Left join algorithm for columnar tables

Hello
I’m making custom Tables (Dict{Symbol, Vector} basically) since there seems to be no library matching my needs (columnar tables optimized for data insertions). I’m just a beginner (few days into Julia). I have a working project in q/kdb+ that calculates financial asset portfolios and positions in real time (it’s compicated). kdb+ license is too costly and I have to resort to other options. I’ve been making progress with my Table library,
however I can’t figure out how to implement fast left joins or any left joins… and I haven’t implemented keyed tables yet. Never worked with that at such low level. Do I have to use Dictionaries ? Also it seems like I can’t initialize them fast enough (in kdb+ you can just do “dict = l1 ! l2”). I’ve been able to match or exceed kdb+'s speed with everything so far (initialization, where clauses, row/column indexing with different iterables, adding tables, insertions, updates of singular column)
Please help

I think you’re looking for the package DataFrames. It has a function leftjoin, and more generally is designed to work with tabular data.
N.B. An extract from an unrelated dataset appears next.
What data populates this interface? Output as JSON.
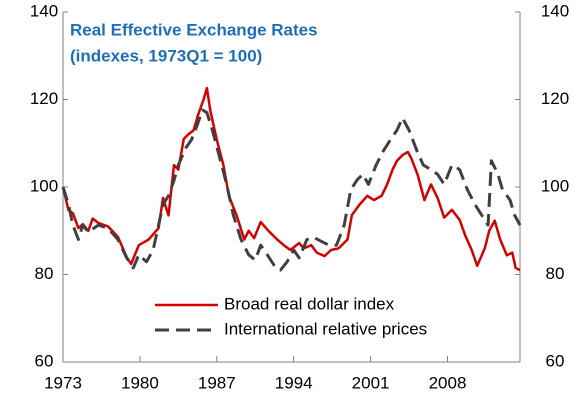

I think OPs point was quite explicitly that existing libraries don’t match their needs.

OP well done for matching kdb+ speeds on various use cases, that’s impressive.

Maybe look at Flexijoins.jl and SplitApplyCombine.jl for packages that implement left joins for general data structures.

1 Like

Thanks, I figured how to do what I want. Just as simple as findfirst in joined table’ key column(s) (predefined Vector{Tuple} with collect(zip()) in case of 2+ key columns) for each key of receiving table (seems like there’s no other way to do that quicker, and ordered joined table might improve performance with binary search)
SplitApplyCombine.jl seems useful for kdb’s “select by” statements which I’ll have to replicate as well

FlexiJoins.jl support all kind of joins – left/inner/right/outer, both equi- and nonequi- joins, by distance, by closest, etc.
The performance should be asymptotically optimal (eg, O(n + m) instead of O(n*m)), but can easily have a factor of a few compared to fully optimized implementations. There’s definitely a lot of opportunities there to improve this constant factor…

FlexiJoins.jl natively supports any Julia collection. Among collections/tables with columnar storage, I can heavily recommend StructArrays.jl. I wonder, what exactly is missing StructArrays, any specific feature that prompted you to design another columnar type?

1 Like